Assim foi meu encontro hoje com Hannah. Um confronto lacrimejoso, entristecido; sobretudo desentorpecido. Não havia dorflex que me impedisse de, olhando-a nos olhos, sentir-lhe a companhia. Ela, mulher, amante, pensadora, atriz, judia, filósofa, musa, singela. Atacava-me com as palavras, furando minha tristeza, alimentando-me de humanidade. Nunca fui tão judeu quanto defronte dela. Tornou-me homem ela, pegou-me pelo braço e me ensinou a coragem que dormia em mim, sempre dormiu. Não há monstros nos outros, ela diz, em franca oposição aos corações de todos em sua volta. Nossos monstros são nossas mediocridades. Nossas banalidades, nossas fraquezas. Um grito de vida e de esperança procurando —não: exigindo! — grandeza. Nossa grandeza. 

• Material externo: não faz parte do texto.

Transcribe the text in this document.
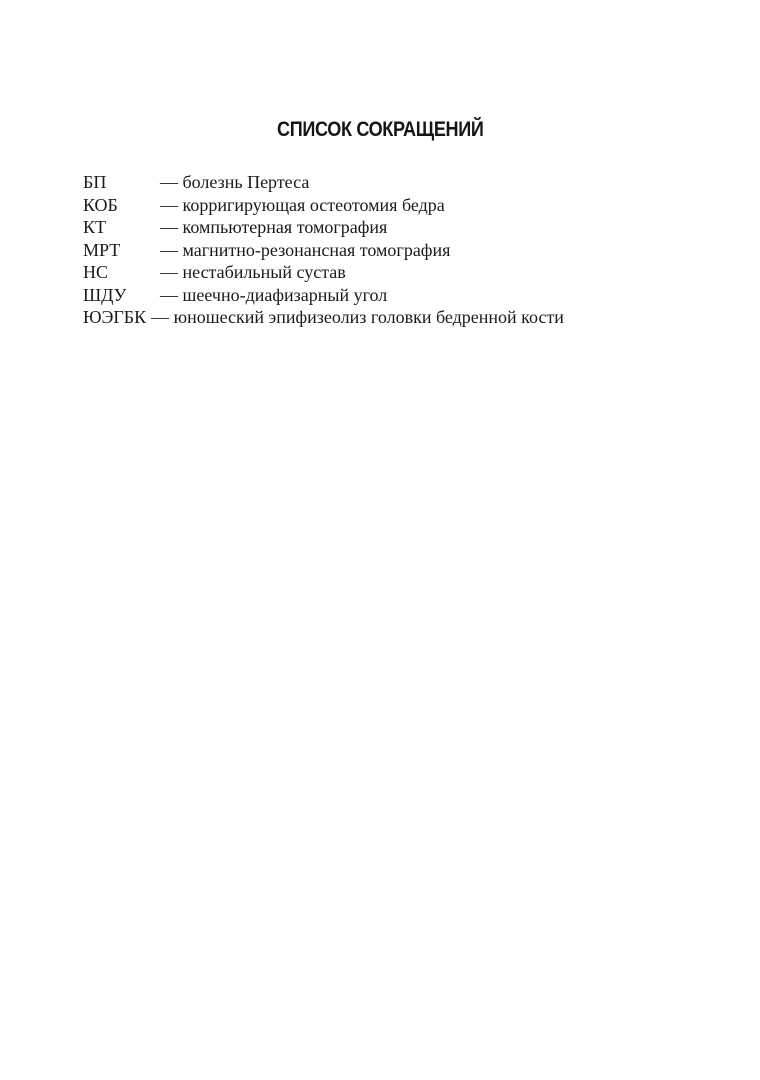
СПИСОК СОКРАЩЕНИЙ
БП	— болезнь Пертеса
КОБ	— корригирующая остеотомия бедра
КТ	— компьютерная томография
МРТ	— магнитно-резонансная томография
НС	— нестабильный сустав
ШДУ	— шеечно-диафизарный угол
ЮЭГБК — юношеский эпифизеолиз головки бедренной кости
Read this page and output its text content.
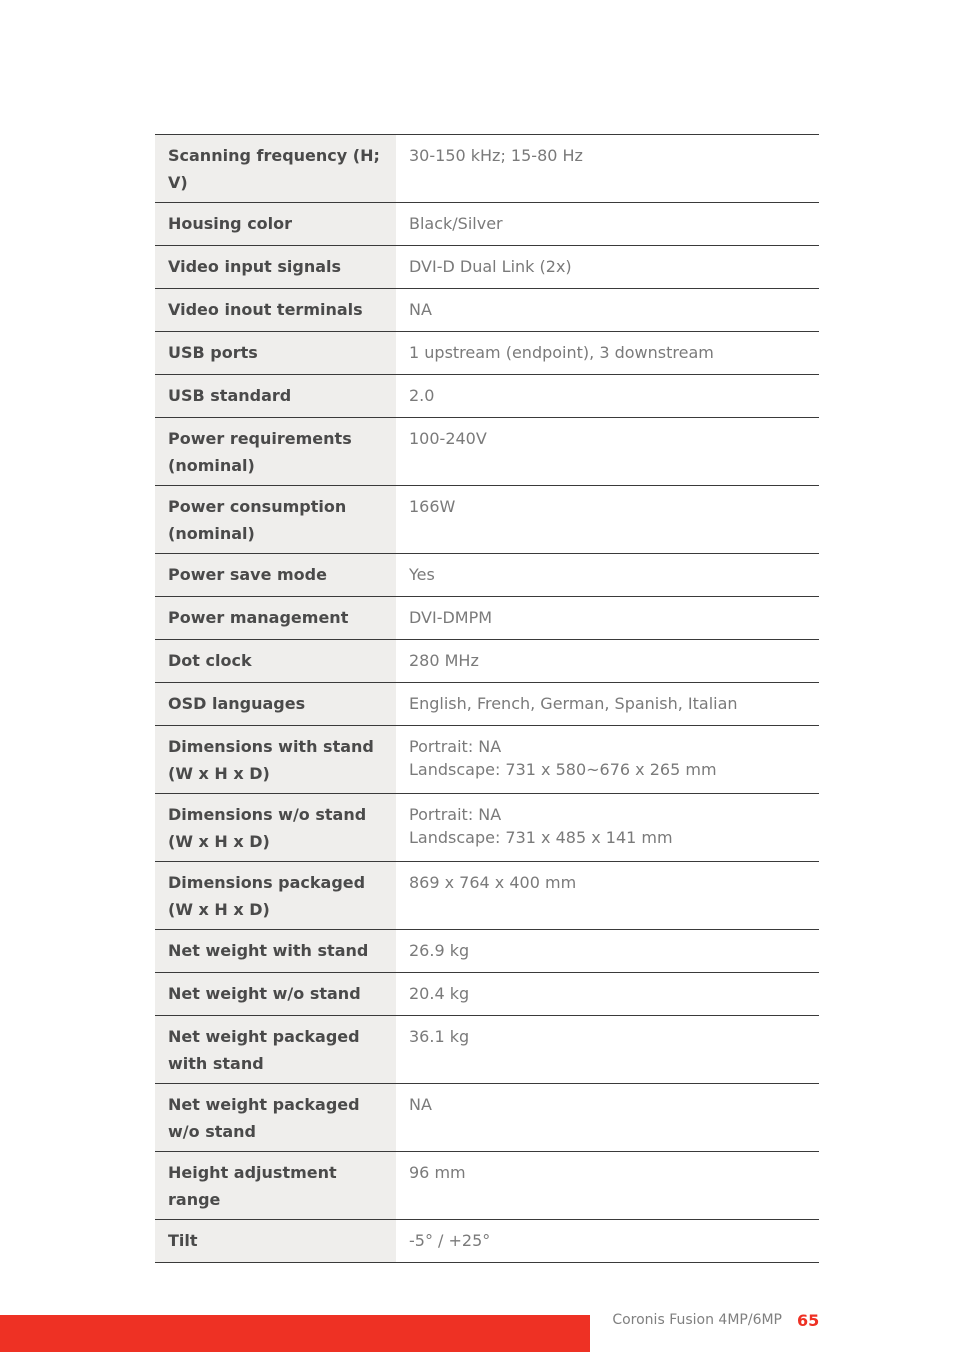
Scanning frequency (H; V)	30-150 kHz; 15-80 Hz

Housing color	Black/Silver

Video input signals	DVI-D Dual Link (2x)

Video inout terminals	NA

USB ports	1 upstream (endpoint), 3 downstream

USB standard	2.0

Power requirements (nominal)	100-240V

Power consumption (nominal)	166W

Power save mode	Yes

Power management	DVI-DMPM

Dot clock	280 MHz

OSD languages	English, French, German, Spanish, Italian

Dimensions with stand (W x H x D)	Portrait: NA
Landscape: 731 x 580~676 x 265 mm

Dimensions w/o stand (W x H x D)	Portrait: NA
Landscape: 731 x 485 x 141 mm

Dimensions packaged (W x H x D)	869 x 764 x 400 mm

Net weight with stand	26.9 kg

Net weight w/o stand	20.4 kg

Net weight packaged with stand	36.1 kg

Net weight packaged w/o stand	NA

Height adjustment range	96 mm

Tilt	-5° / +25°
Coronis Fusion 4MP/6MP 65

Com a pequenez da minha hombridade judia contrastava a grandiosidade da estória do meu povo. Não, não o meu povo judeu, que nunca me pertenceu nem me deixou pertencer. O povo-verdade, povo ensimesmado, povo vivo. Sorriso de criança. De amor e de esperança a terra se adensa. Nosso sofrimento é nosso adubo. Nossas artes, nossas folhas. Por que o teatro faz tanto chorar? Porque, embora não sejamos todos poetas nem músicos, somos todos atores no palco da vida. E a amizade de que tanto carecemos não é senão sorriso de atriz. Ela, que chora com o teu choro, te ama como às estrelas os gregos. Fazer teatro é fazer do próprio corpo um grande ombro no qual os homens chorem. O teatro é uma mulher! Seu nome é Hannah e a ela não podemos senão amar.